Ma Xing-Yu, Lyu Hou-Yi, Hao Kuan-Rong, Zhu Zhen-Gang, Yan Qing-Bo, Su Gang
School of Physical Sciences, University of Chinese Academy of Sciences, Beijing 100049, China.
Center of Materials Science and Optoelectronics Engineering, College of Materials Science and Optoelectronic Technology, University of Chinese Academy of Sciences, Beijing 100049, China.
Nanoscale. 2021 Sep 17;13(35):14694-14704. doi: 10.1039/d1nr03886a.

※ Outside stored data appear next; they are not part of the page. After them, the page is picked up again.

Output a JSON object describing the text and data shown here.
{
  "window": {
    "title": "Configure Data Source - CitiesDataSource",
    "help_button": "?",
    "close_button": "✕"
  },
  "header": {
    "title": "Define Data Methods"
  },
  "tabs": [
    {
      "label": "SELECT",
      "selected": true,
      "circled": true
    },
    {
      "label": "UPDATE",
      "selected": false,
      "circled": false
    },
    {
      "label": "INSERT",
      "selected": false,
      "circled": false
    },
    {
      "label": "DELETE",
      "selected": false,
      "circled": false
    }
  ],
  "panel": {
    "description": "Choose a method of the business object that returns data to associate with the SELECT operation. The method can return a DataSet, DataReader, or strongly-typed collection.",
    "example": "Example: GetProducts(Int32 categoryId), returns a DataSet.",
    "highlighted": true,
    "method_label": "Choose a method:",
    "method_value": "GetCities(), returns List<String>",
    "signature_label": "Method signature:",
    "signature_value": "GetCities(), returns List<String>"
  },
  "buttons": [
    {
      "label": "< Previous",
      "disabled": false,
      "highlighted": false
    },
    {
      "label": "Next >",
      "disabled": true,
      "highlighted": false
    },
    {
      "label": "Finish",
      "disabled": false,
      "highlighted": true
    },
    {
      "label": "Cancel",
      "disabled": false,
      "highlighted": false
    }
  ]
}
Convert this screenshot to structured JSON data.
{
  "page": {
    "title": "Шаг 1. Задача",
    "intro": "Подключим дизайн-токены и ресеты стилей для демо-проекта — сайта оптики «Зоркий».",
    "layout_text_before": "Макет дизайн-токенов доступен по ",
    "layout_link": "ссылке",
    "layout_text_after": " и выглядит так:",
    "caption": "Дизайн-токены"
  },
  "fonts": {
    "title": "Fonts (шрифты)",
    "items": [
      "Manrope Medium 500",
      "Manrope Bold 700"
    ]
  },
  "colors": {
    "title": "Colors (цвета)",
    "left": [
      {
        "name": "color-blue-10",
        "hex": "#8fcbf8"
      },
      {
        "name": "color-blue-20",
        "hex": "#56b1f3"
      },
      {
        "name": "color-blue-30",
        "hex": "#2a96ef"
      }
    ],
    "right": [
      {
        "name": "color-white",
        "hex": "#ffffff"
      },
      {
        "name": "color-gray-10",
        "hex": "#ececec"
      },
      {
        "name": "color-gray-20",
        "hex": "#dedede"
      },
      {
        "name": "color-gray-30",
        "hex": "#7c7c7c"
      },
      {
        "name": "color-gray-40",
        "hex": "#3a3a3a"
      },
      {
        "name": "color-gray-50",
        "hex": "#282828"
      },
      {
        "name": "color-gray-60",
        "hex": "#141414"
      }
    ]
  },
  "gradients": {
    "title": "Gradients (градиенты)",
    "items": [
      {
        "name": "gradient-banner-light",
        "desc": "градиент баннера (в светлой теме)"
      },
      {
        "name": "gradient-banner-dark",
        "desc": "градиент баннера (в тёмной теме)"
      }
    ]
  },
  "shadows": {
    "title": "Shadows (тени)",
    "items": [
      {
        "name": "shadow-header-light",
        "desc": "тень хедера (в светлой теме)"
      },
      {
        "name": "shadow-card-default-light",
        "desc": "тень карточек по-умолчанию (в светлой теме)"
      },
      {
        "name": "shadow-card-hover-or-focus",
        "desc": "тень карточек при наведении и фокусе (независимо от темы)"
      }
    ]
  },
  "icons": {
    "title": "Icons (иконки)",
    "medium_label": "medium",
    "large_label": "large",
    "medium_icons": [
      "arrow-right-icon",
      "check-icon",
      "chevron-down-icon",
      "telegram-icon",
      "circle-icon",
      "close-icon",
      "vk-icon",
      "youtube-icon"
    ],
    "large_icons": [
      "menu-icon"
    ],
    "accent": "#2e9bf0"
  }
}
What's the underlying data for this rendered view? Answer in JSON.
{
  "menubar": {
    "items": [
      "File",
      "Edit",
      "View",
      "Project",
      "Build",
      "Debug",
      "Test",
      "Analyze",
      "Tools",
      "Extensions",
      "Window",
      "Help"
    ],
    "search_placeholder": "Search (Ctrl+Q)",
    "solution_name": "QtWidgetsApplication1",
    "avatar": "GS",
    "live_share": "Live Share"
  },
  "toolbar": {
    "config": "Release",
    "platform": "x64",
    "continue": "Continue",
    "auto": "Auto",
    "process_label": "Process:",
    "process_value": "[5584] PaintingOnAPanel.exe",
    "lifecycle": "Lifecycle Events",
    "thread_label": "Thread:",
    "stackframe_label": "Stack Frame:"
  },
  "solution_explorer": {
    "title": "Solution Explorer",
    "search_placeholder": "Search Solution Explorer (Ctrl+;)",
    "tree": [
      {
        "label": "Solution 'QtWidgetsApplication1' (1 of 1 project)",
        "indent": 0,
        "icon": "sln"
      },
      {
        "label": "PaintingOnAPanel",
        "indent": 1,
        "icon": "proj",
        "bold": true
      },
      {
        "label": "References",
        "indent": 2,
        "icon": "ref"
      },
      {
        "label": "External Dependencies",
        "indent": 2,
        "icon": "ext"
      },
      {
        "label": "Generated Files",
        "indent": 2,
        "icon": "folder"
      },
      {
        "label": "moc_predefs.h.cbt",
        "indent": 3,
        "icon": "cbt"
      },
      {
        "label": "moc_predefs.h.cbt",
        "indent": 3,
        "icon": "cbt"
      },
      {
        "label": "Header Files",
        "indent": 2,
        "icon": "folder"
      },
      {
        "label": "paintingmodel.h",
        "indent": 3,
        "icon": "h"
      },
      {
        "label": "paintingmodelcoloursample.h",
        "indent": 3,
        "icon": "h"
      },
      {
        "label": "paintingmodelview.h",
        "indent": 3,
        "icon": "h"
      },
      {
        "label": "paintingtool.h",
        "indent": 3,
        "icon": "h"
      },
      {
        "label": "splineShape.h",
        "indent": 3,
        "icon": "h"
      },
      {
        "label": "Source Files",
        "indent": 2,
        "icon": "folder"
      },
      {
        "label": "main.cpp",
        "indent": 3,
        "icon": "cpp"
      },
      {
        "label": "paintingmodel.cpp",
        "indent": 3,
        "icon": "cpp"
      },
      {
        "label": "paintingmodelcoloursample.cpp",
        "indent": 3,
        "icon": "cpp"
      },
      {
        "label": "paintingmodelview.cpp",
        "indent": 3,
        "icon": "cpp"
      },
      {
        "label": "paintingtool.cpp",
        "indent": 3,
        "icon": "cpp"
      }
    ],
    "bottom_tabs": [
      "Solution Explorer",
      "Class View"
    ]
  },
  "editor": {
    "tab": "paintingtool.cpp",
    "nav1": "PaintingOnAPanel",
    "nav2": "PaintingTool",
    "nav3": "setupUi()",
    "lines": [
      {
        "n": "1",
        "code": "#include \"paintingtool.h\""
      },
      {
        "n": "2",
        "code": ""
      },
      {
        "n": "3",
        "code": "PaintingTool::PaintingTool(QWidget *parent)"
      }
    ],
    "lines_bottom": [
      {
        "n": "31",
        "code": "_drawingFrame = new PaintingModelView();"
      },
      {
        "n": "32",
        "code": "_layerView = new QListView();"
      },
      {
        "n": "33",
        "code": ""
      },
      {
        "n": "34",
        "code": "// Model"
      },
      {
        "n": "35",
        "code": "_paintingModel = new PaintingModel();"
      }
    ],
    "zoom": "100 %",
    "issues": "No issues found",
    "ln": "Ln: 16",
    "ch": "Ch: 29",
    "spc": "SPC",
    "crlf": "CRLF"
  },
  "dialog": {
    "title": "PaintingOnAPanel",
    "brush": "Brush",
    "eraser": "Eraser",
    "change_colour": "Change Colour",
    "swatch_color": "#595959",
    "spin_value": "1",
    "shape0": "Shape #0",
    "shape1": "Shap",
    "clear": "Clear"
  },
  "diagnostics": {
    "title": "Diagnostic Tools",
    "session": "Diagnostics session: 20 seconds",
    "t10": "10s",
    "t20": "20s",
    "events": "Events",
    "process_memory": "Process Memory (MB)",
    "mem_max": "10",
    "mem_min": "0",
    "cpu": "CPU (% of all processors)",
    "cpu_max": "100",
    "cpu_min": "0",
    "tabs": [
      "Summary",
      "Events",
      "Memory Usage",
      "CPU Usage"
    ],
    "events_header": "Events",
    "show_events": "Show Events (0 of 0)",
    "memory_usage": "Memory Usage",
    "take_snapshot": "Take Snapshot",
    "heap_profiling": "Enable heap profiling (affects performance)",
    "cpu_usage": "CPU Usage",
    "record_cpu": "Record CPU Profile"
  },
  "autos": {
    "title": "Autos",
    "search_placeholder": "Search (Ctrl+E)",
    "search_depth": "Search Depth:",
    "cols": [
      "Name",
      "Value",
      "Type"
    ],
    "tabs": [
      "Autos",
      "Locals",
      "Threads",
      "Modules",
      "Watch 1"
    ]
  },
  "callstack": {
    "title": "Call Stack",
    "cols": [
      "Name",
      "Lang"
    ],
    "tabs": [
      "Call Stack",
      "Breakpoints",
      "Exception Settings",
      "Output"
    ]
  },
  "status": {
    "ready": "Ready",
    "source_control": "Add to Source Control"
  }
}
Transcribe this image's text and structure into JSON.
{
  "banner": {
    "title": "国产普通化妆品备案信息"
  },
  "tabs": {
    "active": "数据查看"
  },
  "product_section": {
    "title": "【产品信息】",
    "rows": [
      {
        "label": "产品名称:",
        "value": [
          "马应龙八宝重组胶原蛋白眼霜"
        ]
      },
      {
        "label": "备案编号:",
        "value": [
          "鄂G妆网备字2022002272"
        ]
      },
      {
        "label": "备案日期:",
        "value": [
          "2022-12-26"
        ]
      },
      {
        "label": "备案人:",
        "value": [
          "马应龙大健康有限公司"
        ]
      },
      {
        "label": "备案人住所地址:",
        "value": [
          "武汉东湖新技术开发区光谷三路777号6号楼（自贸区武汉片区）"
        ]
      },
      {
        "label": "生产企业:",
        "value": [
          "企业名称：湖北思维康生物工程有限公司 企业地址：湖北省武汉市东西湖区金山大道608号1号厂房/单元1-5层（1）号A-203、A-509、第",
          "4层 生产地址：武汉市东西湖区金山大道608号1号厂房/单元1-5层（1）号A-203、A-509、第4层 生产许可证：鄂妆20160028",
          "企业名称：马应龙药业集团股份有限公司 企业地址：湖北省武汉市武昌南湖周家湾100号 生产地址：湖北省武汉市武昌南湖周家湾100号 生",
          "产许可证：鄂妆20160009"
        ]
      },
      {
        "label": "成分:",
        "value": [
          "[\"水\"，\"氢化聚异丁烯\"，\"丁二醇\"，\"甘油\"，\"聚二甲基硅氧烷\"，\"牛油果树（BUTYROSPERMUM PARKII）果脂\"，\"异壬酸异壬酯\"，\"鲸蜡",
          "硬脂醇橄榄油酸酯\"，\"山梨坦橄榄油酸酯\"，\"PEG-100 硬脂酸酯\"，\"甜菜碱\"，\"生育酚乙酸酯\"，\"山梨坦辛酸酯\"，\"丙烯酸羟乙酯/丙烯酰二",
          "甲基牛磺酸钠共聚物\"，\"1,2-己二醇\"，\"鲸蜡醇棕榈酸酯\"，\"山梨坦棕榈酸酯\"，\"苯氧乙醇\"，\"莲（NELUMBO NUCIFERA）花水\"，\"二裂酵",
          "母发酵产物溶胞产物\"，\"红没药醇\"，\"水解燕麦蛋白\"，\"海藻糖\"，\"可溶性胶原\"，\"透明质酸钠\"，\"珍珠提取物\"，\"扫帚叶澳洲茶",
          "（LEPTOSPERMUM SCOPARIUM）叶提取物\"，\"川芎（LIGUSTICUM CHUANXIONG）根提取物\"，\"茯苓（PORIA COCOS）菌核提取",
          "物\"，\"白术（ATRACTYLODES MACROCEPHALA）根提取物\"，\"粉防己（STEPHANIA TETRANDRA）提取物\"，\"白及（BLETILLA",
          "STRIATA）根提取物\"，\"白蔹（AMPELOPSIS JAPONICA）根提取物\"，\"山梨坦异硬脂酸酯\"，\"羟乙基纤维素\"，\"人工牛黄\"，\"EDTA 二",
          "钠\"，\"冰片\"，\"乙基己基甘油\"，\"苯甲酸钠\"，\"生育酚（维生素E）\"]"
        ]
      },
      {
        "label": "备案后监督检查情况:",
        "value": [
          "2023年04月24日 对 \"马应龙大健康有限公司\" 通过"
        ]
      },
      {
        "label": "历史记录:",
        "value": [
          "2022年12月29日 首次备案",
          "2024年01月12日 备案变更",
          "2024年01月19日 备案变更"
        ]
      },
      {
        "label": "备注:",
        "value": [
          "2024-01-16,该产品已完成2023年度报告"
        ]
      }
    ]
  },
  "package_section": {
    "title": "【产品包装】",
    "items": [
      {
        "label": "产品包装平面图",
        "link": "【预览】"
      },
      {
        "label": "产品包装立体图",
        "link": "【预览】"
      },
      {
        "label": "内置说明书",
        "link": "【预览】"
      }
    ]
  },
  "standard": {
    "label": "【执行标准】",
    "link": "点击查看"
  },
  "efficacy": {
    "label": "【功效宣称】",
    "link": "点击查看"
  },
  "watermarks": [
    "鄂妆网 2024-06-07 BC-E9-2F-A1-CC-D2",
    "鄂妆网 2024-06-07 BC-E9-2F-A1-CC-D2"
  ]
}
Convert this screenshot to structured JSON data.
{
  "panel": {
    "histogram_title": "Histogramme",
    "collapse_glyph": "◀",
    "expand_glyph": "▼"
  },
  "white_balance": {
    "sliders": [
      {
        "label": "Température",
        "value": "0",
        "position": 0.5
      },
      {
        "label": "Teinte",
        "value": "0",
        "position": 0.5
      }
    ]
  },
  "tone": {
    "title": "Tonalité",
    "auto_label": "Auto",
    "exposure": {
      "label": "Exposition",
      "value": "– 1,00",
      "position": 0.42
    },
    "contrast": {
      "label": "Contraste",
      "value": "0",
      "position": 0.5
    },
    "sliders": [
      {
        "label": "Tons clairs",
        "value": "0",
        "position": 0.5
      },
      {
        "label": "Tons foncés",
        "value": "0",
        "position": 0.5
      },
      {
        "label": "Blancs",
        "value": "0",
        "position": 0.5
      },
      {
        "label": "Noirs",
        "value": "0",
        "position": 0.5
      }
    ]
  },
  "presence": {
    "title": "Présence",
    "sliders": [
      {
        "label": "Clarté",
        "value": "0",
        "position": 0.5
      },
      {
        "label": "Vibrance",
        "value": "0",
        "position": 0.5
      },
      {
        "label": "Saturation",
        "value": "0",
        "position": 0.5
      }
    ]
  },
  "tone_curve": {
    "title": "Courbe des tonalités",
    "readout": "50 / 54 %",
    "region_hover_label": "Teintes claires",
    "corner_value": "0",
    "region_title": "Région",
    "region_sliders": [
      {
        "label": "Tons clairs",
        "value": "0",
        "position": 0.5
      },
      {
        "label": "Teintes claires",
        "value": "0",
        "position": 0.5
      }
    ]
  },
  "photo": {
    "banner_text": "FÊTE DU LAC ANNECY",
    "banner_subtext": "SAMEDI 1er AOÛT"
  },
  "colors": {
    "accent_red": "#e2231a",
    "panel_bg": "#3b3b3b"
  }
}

Beyond the conventional trial-and-error method, machine learning offers a great opportunity to accelerate the discovery of functional materials, but still often suffers from difficulties such as limited materials data and the unbalanced distribution of target properties. Here, we propose the Bayesian active learning method that combines active learning and high-throughput calculations to accelerate the prediction of desired functional materials with ultrahigh efficiency and accuracy. We apply it as an instance to a large family (3119) of two-dimensional hexagonal binary compounds with unbalanced materials properties, and accurately screen out the materials with maximal electric polarization and proper photovoltaic band gaps, respectively, whereas the computational costs are significantly reduced by only calculating a few tenths of the possible candidates in comparison with a random search. This approach shows the enormous advantages for the cases with unbalanced distribution of target properties. It can be readily applied to seek a broad range of advanced materials.
除了传统的试错方法外,机器学习为加速功能材料的发现提供了巨大机遇,但仍常常面临材料数据有限以及目标属性分布不均衡等困难。在此,我们提出了贝叶斯主动学习方法,该方法将主动学习与高通量计算相结合,以超高的效率和准确性加速所需功能材料的预测。我们将其作为一个实例应用于具有不均衡材料属性的二维六角形二元化合物的大家族(3119种),分别准确筛选出具有最大极化强度和合适光伏带隙的材料,而与随机搜索相比,通过仅计算可能候选材料的十分之几,计算成本显著降低。这种方法在目标属性分布不均衡的情况下显示出巨大优势。它可以很容易地应用于寻找广泛的先进材料。